Two proposals by a group of faculty to address some of the financial problems at the University of Minnesota have made their way through University Senate committees after being tabled at a March 25 Faculty Senate meeting.
The first proposal asks the Faculty Senate to conduct an extensive audit of the University’s expenditures and see how each expense aligns with the University’s mission.
The second proposal requests the administration to use a sliding scale for any future salary cuts. This means a higher cut for employees making more money and a cutoff point where certain employees would not see any cuts.
Both proposals were originally presented at a March 25 Faculty Senate meeting where the senate also approved a 1.15 percent salary cut for the next fiscal year. The proposals were debated but were eventually sent back to committees for discussion.
The Faculty Senate has the right to accept or reject a proposed pay cut, but a vote for a sliding scale pay cut system would not be binding. A vote asking for an audit would not be binding either.
“Obviously the administration can do what they wish, but I think it’s true that a strong Faculty Senate sentiment of what we want, while not binding, would be compelling,” said Michael Oakes, co-chairman of the Faculty Consultative Committee.
Both proposals were presented by members of a group called Faculty for the Renewal of Public Education but have wide support from faculty and staff across the University, communications professor and group member Gil Rodman said.
An evaluative audit
The proposal calling for an internal “audit” is meant to provide transparency of University spending.

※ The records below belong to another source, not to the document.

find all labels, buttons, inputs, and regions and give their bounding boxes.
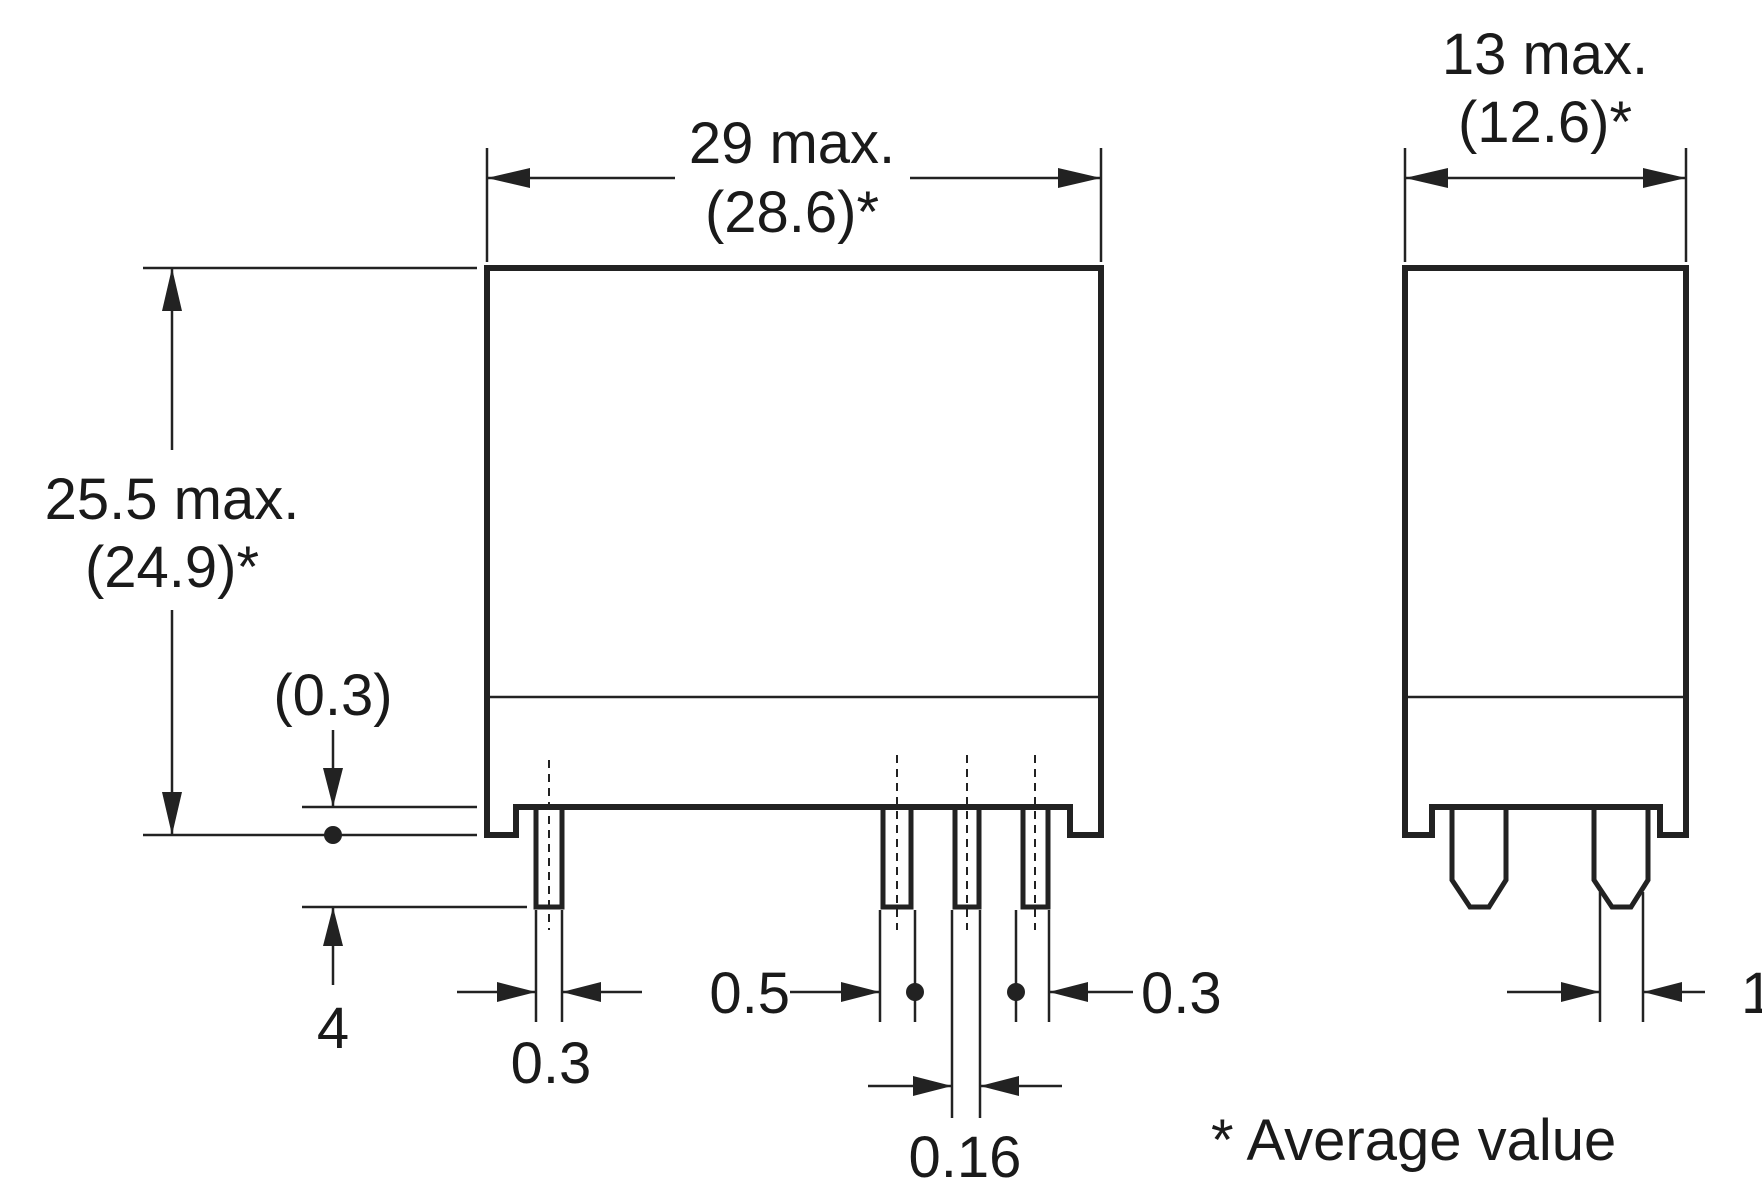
pin-width-label: 0.3 xyxy=(511,1031,592,1096)
front-width-dimension xyxy=(485,148,1103,262)
front-view xyxy=(484,265,1104,930)
side-pin-width-dimension xyxy=(1507,892,1705,1022)
pin-width-dimension xyxy=(457,910,642,1022)
front-body-outline xyxy=(484,265,1104,838)
pin-offset-label-right: 0.3 xyxy=(1141,961,1222,1026)
side-depth-label: 13 max. xyxy=(1442,22,1648,87)
pin-thickness-dimension xyxy=(868,910,1062,1118)
front-height-avg-label: (24.9)* xyxy=(85,535,259,600)
side-body-outline xyxy=(1402,265,1689,838)
front-width-avg-label: (28.6)* xyxy=(705,180,879,245)
front-pin-4 xyxy=(1020,755,1051,930)
front-width-label: 29 max. xyxy=(689,111,895,176)
side-pin-2 xyxy=(1591,807,1651,910)
pin-offset-dimension-left xyxy=(790,910,924,1022)
pin-length-label: 4 xyxy=(317,996,349,1061)
standoff-label: (0.3) xyxy=(273,663,392,728)
pin-offset-dimension-right xyxy=(1007,910,1133,1022)
standoff-and-pin-length-dimension xyxy=(302,730,527,985)
side-depth-dimension xyxy=(1403,148,1688,262)
front-height-dimension xyxy=(143,266,477,837)
pin-offset-label-left: 0.5 xyxy=(709,961,790,1026)
pin-thickness-label: 0.16 xyxy=(909,1125,1022,1190)
side-pin-width-label: 1 xyxy=(1741,961,1762,1026)
front-pin-1 xyxy=(533,760,565,930)
front-pin-3 xyxy=(952,755,982,930)
front-height-label: 25.5 max. xyxy=(45,467,300,532)
front-pin-2 xyxy=(880,755,914,930)
side-depth-avg-label: (12.6)* xyxy=(1458,90,1632,155)
side-view xyxy=(1402,265,1689,910)
side-pin-1 xyxy=(1449,807,1509,910)
footnote: * Average value xyxy=(1211,1108,1616,1173)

“There are many areas where we see expenditures that don’t seem to be in accord with the mission of the University,” William Messing, a mathematics professor, said. “We want to make sure that before the administration makes cuts that directly affect the academic mission of the University, it has explored all other options.”
The University, like most businesses, is already audited every year, Eva von Dassow, a proponent of the proposal and a Classical and Near Eastern Studies professor, said.
However, the proposed audit would be more evaluative and would focus on the rationale for the spending rather than an issue such as accurate bookkeeping, she said.
The current proposal was altered slightly from the original so that, instead of asking for an external audit, the Faculty Senate would be responsible for the audit. The original proposal also asked that this audit be conducted before the president can declare financial stringency, but that provision has been removed.
Some faculty, including Oakes, expressed concerns at the March 25 meeting that such an evaluation would be expensive and time-consuming. However, the revised version makes the audit more plausible, he said, and would be beneficial for making future financial decisions.
The current proposal was presented to the Senate Committee on Finance and Planning on April 20 and will be discussed at a future Faculty Consultative Committee meeting, Oakes said.
Sliding scale pay cuts
The 1.15 percent pay decrease which the Faculty Senate approved March 25 is only effective through the 2010-11 academic year, but the budget issues at the University will likely extend far beyond that, Rodman said.
The proposal of a sliding scale of cuts would result in bigger pay cuts for employees making higher salaries and create a threshold where employees making less than a certain amount would not see any cut to their salaries.
“There’s this idea of shared sacrifice and shared pain, which I think most faculty support,” Karen-Sue Taussig, an anthropology professor, said. “The problem is that the lowest paid members of our institution are already struggling. Even a small cut is extremely painful for them.”
The proposal was approved unanimously by the Senate Committee on Faculty Affairs on April 27 and will be discussed at the Faculty Senate meeting May 6, Kathryn Hanna, chairwoman of SCFA, said.
University President Bob Bruininks told faculty before the March 25 meeting that he would not support a progressive pay cut and expressed fears that such a system, which would likely lead to a higher salary cut for most faculty, would cause faculty to leave the University for other schools.
Many faculty expressed willingness to take bigger cuts if it meant protecting those employees making less and rejected Bruininks’ argument that faculty would leave for a higher paycheck.
“A lot of us could make a lot more money in the private sector,” Taussig said. “We work here not for the money but because we’re committed to an academic life of scholarship and teaching.”
Oakes said Bruininks is not planning to ask for any more pay cuts, but a new administration will be in place by fall 2011, and Taussig said the budget crisis looks like it will get worse before it gets better.